I am solving that equation, but I need to know $$\alpha$$ and $$\omega$$ at the same instant in time. I need to make a substitution for either $$\alpha$$ in terms of $$\omega$$ or $$\omega$$ in terms of $$\alpha$$ to do this. This introduces quartic and cubic terms to the equation, thus making choosing the roots non-trivial.

I now see what you mean about the controller solution. I might consider this if it turns out that there is no closed form solution the this problem, but my belief is that there is a closed-form solution. Perhaps it was confusing to add the "act" and "cmd" subscripts to the equations in my OP, but all of these calculations are done without any feedback from the machine - I only meant to show how the equations were derived. Yes, I could add another loop to the controller, but I would like to consider this solution only as a last resort.

Thanks!

-Kerry

7. Jul 24, 2008

### jamesrc

Maybe I just worked this out too quickly but, check my math here:

Assuming you're comfortable with approximating instantaneous acceleration with
$$\dot{\omega}=\frac{\omega - \omega_o}{\Delta t}$$

then:

$$G^2 = 1 + \left( \frac{\omega^2 R}{g}\right)^2 + \left( \frac{\dot{\omega R}}{g}\right)^2$$
$$\omega^2 + \dot{\omega} = \frac{g}{R}\sqrt{G^2-1}$$

The term on the RHS is just a number computed from your known command profile. (I'll call the RHS K from now on so I don't have to type so much.)
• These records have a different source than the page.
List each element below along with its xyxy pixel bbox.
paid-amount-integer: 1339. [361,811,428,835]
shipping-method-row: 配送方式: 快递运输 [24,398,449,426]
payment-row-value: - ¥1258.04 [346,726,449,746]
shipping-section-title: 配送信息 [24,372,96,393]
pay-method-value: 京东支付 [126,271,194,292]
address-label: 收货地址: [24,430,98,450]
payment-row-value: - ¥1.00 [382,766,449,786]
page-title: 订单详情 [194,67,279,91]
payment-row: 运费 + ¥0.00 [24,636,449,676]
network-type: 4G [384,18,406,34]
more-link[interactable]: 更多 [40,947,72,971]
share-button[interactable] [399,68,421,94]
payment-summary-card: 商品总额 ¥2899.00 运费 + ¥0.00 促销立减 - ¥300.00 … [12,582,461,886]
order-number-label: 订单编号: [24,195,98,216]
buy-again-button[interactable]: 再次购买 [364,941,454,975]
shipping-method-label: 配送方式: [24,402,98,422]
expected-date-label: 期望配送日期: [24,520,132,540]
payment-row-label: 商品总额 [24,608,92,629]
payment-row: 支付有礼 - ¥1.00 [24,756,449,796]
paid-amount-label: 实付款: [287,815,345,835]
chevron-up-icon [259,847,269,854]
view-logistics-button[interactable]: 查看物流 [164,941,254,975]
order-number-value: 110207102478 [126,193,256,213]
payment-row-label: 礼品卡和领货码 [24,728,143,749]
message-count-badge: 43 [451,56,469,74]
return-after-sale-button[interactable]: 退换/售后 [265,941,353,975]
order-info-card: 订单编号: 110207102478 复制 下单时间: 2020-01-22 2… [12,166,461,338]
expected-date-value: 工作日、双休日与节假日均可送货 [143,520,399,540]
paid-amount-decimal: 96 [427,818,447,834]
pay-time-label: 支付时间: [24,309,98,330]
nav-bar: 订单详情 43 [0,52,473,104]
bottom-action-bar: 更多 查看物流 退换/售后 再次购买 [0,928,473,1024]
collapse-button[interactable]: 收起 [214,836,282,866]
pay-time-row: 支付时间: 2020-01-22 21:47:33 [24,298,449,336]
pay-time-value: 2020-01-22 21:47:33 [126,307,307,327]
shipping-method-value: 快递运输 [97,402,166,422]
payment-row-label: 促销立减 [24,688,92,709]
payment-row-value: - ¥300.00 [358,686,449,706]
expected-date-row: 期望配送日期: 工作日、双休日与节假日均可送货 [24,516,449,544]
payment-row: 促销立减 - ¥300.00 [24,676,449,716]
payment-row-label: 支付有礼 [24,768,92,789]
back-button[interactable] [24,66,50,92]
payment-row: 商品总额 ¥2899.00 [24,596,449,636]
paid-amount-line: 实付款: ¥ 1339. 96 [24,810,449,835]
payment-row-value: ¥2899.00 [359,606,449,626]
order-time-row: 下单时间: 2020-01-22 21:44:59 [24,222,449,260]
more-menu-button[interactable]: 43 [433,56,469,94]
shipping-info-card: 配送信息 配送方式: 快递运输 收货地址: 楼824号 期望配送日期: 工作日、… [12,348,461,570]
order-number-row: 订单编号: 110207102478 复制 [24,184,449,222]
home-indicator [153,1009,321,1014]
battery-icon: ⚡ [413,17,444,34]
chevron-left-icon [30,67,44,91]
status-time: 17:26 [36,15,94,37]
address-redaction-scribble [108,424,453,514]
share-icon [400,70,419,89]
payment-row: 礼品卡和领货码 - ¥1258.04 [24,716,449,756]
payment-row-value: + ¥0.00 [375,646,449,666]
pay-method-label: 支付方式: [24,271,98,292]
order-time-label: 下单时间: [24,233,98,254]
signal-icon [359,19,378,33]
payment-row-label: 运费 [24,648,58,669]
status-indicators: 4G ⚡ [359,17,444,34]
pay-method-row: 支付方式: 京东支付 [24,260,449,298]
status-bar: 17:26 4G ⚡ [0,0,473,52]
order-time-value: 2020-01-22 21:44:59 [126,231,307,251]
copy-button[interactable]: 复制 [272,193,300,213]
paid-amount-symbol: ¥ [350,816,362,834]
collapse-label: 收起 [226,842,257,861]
$$\omega^2 + \frac{1}{\Delta t}\omega - \left( \frac{\omega_o}{\Delta t} + K \right) = 0$$

which is just quadratic in speed and solvable (you know your sample rate and your using the last measurement of speed as omega_o). You should get two real roots, right? And you would always choose the positive root.

As you have discussed above, it may be a problem to use a speed controller to control G; hopefully your speed measurement is not too noisy and that approximation of acceleration works out.

8. Jul 24, 2008

### KLoux

Hmm, jamesrc, I think your algebra is wrong...

$$\sqrt{A^2 + B^2} \neq A^2 + B^2$$

I made the same approximation for acceleration. It is necessary to make an approximation (although, not necessarily that one) because we are using a digital control system and only know the acceleration instantaneously.